My guess is the 2nd generator is bad as well.
I also went through two generators. Got tired of fooling with them and put alternator on. Have not had any problems since!
Richard D. Hord
was it the same problem with the gen light, or did the generators just wear out over time on you.
The reason I ask is, if that solves it , I'll buy it, but I worry that might not be it.
Did you have to remove the fan pulley to install the new SS bracket??
I saw the design, and I was wondering.
Jack, if you have an old headlight (a substantial load), disconnect your armature and hook it up to the headlight. Connect the middle headlight prong to a good ground.
So now you have only a headlight connected to the armature. Start the engine and touch the field wire to the Batt.
If the generator is putting out, the headlight will shine. Remember, this test is UN-regulated, so don't rev the engine too high. You can gauge rpm's by the brilliance of the headlight. I like using light rather than meters because you can see what's happening.
Remember, I said the GEN light only shines when the generator is making less voltage than the battery? In your test, when you touched the bat to the arm, the light went out because it had exactly the same voltage on both sides of the bulb (from your key switch and from your jumpered armature-to-battery).
I'm glad you did the #8 wire, in case you go to an alternator. The wires are already sized right and in place.

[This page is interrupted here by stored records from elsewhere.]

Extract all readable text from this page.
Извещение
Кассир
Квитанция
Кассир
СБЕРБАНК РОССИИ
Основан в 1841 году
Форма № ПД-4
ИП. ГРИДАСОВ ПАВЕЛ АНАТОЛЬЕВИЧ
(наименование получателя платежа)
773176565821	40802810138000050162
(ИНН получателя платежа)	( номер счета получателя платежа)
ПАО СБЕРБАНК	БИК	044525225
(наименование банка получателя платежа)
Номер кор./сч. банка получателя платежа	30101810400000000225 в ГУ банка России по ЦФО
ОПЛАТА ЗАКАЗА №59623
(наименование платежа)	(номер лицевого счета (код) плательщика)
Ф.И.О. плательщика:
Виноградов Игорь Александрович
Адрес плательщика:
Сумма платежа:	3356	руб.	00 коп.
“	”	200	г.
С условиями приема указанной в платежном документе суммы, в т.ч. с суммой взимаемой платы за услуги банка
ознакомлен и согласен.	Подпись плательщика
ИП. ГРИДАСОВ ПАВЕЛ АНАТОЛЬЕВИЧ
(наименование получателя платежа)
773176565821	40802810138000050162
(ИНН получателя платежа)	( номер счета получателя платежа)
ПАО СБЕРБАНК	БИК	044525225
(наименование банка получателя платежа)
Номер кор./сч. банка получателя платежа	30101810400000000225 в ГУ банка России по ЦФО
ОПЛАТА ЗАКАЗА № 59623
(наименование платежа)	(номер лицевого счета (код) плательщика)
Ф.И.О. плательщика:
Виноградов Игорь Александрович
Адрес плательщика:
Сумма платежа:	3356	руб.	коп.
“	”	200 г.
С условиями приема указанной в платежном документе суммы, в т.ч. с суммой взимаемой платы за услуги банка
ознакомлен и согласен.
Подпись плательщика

Call me if you want. We need to put this problem to bed. The system is simple and shouldn't be this hard to fix. - Dave
Thanks Dave for all your help. If it doesn't rain tomorrow, I'll be able to try it. Your right, this thing shouldn't be this hard. I am betting that the gen I am getting from O'rielly auto parts is not good.
wow , so much work for just a gen. well now, I am a pro at take them out and put them on.
H i Dave ,
Quick question, how important is that condensor/rectifier that connected to the armature. VR How does that part fit in? Is that just for RF interferfence?
Jack, the condenser is just a simple capacitor. It is supposed to tame down spikes from contacts OPENING. In a generator, when the commutator segments leave the brushes, they still want to flow power, so the brushes naturally arc.
We usually put condensers at contacts. Points are contacts, mechanical voltage regulators have contacts, and some vintage gas tank sensors have contacts (like my '55 Customline). Expect to see a condenser at each location.
Your car is alive with spikes going everywhere. The battery tames most of that down, but a condenser (at the source) helps smooth the power, tremendously.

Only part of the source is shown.